Electrical and Computer Engineering

Degree Name

Doctor of Philosophy

First Advisor

Richard A Messner

Second Advisor

James M Ryan

Third Advisor

John LaCourse

Abstract

The second-generation SONTRAC instrument is being designed by UNH and NASA to detect solar neutrons, a game-changing observation for understanding particle acceleration at the Sun. The new instrument targets small satellites with highly constrained size, mass, and power; bringing a new set of challenges to the design of the instrument electronics. SONTRAC uses silicon photomultiplier detectors to image neutron scattered proton tracks in a scintillating fiber bundle.
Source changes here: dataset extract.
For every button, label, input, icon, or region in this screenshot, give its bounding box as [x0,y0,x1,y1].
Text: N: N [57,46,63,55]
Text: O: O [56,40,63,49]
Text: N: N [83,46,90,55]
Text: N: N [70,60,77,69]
Individual detector readout provides the best performance, but is not achievable within the size, mass and power constrains for a small satellite. To overcome this problem, we explored detectors configured in strips to generate 1D projections. The strip readout concept encodes the proton track positions in 1D projections reducing the number of channels, but it requires reconstruction. Reconstruction of proton tracks poses a difficult challenge because tracks are encoded in the same set of 1D projections and can be ambiguous. Detector and electronic noise further degrade the reconstruction accuracy and requires pre-processing to reduce noise, ambiguity and improve track reconstruction. This work entailed the design of a 1D projection readout system and development of a reconstruction algorithm to recover the proton tracks from the projections for simulated and real data in the presence of detector and electronic noise.